Abstract
A method is presented to assess measurement errors associated with sensor accuracy and field practises in the environmental monitoring industry. These measures of uncertainty are combined to present a total value estimate for measurement uncertainty. This measurement uncertainty is then used to define an objective range of quality codes that can be applied to data.
Quality codes are an assessment of the standard to which a measurement has been made and are usually interpreted in terms of useability of the value. Increasingly, they are being used to qualify the value of the collection process.
In general, the result of a measurement is only an approximation or estimate of the value of the measurement and thus is complete only when accompanied by a statement of the uncertainty of that estimate. In practice, the specification or definition of the measurement is dictated by variability introduced during the measurement process. Any measurement should be qualified with sufficient completeness, with respect to the measurement accuracy, to define the value in terms of the errors surrounding the measurement process. This is as true of environmental measurement as it is of any other measurement.

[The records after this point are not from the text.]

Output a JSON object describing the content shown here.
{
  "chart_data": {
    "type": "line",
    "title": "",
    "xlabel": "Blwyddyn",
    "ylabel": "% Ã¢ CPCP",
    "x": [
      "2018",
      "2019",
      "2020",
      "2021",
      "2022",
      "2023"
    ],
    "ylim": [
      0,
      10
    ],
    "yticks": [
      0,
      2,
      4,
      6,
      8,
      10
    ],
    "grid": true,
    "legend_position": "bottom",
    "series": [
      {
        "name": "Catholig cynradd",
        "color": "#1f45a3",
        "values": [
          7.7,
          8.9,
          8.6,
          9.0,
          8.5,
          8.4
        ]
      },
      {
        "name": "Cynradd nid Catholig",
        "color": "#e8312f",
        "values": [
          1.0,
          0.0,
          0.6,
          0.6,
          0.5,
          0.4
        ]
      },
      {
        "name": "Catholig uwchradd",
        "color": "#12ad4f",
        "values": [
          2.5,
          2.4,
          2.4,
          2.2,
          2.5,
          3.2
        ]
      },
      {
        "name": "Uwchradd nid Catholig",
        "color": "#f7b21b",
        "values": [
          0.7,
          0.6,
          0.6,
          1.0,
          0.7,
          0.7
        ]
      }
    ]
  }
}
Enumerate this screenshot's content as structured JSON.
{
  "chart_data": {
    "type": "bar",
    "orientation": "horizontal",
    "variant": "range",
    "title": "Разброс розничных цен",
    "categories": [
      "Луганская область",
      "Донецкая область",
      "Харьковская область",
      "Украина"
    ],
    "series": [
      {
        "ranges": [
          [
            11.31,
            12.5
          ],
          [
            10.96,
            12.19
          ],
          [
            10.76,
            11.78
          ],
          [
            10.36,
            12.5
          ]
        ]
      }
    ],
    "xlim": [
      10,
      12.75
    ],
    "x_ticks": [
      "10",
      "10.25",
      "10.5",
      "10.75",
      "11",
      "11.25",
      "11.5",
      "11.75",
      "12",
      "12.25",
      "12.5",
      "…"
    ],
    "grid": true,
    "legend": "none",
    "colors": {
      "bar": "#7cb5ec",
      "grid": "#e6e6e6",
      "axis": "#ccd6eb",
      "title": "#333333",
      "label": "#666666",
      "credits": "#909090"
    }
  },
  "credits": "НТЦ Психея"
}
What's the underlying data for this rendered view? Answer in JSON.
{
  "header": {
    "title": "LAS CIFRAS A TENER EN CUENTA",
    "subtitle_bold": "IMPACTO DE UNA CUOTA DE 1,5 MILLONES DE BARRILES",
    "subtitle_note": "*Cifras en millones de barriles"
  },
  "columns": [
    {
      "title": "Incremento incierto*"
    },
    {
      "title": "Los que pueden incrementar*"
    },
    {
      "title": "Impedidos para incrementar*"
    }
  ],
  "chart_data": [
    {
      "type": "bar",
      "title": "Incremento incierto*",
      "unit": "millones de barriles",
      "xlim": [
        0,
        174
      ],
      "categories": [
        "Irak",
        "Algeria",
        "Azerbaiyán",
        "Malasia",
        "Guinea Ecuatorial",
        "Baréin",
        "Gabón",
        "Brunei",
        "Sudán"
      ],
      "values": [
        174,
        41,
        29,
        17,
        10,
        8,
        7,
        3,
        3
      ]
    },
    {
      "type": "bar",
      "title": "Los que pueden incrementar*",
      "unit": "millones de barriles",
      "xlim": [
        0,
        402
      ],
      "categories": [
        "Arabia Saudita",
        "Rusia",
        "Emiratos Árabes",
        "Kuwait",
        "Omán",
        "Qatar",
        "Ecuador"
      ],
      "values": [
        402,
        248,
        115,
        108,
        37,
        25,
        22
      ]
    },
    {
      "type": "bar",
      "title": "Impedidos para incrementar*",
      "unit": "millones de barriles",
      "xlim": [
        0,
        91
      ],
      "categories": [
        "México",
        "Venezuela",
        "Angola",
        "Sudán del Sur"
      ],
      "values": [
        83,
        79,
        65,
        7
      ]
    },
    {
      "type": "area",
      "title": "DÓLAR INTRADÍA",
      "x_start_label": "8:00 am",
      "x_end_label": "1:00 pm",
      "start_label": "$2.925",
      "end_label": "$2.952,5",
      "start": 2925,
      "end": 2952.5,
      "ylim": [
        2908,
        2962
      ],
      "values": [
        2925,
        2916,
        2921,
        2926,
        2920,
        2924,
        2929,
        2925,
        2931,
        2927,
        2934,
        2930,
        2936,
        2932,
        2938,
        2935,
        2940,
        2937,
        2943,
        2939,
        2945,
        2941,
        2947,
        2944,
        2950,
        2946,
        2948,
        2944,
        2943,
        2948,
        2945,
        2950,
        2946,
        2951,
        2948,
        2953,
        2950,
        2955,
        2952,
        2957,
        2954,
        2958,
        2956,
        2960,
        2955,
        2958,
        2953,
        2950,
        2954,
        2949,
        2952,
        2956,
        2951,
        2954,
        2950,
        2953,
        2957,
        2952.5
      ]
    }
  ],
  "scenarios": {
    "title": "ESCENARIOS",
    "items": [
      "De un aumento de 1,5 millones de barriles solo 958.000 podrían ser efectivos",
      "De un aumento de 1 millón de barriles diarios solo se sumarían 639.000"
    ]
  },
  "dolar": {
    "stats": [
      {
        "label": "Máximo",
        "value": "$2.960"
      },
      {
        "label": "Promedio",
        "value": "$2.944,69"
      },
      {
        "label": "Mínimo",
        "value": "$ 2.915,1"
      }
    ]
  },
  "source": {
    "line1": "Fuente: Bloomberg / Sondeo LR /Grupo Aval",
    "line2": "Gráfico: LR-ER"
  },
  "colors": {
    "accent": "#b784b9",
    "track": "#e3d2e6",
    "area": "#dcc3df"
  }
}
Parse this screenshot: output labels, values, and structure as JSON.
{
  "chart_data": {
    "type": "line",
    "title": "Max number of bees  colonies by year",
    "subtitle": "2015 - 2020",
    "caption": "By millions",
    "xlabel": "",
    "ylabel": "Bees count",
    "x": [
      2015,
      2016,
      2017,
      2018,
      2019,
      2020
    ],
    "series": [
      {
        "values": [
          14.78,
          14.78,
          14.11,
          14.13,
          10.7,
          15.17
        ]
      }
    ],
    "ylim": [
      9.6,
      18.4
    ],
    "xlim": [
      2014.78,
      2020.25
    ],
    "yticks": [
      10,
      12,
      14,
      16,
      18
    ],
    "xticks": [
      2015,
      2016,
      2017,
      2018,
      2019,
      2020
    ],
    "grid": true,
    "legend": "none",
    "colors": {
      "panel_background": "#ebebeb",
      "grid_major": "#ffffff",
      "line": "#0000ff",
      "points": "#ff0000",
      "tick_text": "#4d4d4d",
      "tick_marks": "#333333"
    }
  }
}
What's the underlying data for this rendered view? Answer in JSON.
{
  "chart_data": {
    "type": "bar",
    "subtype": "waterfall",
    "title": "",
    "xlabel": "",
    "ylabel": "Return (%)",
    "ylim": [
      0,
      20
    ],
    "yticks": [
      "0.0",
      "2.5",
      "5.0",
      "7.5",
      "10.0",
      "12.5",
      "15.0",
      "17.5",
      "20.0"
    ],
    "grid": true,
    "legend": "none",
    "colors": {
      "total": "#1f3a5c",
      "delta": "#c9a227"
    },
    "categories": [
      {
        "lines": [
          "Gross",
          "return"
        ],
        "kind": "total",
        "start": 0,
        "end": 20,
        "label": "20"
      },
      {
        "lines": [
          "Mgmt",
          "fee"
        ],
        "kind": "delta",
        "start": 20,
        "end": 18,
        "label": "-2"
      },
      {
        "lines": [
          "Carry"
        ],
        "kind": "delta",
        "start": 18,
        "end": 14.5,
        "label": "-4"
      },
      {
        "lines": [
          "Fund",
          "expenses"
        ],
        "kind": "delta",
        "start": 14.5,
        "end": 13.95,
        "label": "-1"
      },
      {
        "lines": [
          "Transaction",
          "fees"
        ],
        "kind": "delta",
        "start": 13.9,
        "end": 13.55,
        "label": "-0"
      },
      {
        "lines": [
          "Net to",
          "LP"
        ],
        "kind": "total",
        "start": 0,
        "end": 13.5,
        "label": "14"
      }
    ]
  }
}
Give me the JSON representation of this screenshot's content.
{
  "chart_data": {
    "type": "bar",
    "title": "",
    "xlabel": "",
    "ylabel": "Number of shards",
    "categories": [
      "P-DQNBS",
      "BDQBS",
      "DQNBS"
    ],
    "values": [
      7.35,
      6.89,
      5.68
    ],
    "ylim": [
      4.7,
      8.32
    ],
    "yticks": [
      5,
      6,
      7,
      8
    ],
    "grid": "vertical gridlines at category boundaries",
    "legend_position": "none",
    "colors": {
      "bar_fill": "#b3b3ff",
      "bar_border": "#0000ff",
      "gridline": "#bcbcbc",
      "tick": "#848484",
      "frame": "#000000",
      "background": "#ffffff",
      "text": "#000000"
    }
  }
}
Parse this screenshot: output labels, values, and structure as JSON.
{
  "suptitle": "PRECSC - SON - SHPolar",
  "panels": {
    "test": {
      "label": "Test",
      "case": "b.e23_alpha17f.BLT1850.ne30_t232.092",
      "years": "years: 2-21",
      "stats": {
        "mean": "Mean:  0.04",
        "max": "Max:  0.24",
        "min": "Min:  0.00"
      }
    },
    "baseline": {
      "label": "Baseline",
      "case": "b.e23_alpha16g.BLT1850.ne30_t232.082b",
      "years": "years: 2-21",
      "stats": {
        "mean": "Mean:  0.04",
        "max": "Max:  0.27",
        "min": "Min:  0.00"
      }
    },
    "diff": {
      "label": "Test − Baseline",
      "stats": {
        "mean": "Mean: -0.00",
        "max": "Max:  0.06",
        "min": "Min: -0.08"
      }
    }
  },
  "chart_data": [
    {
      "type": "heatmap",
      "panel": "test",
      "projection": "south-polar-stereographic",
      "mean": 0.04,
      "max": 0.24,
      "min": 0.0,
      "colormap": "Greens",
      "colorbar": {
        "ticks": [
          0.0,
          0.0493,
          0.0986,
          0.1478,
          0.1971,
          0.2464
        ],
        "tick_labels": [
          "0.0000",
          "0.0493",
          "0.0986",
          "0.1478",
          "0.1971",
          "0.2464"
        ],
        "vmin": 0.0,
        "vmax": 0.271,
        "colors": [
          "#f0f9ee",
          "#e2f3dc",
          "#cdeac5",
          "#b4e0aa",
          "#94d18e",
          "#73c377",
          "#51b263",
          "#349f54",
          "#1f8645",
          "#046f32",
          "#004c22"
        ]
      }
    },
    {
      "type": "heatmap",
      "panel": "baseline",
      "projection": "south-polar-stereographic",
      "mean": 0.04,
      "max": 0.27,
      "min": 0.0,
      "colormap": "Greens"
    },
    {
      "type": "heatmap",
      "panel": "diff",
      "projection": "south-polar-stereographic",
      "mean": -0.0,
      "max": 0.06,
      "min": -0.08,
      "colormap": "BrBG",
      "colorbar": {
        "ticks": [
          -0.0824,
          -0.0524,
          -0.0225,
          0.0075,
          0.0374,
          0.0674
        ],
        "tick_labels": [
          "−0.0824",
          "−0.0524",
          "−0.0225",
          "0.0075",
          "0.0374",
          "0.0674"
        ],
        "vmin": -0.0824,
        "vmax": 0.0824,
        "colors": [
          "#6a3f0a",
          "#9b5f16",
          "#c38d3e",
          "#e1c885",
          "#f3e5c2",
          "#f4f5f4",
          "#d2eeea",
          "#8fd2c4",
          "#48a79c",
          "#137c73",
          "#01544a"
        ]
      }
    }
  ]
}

The people that collect the data are not necessarily those that use the data and thus there must be standards for collecting and validating the data before it is available for use by others.
Clients need to understand whether results are measured or estimated, actual or adjusted. Resource managers need to know how close the recorded value is to a fixed reference. Modellers need to know how to quantify model uncertainty.
The crux of identifying and explaining measurement accuracy, then, is in the definition of identifiable errors inherent in the process. The application of that error is defined by the quality coding that we place on the data once the errors have been defined and quantified. These quality codes should be quite clear to the end user and not suffer from the imposition of philosophical judgements.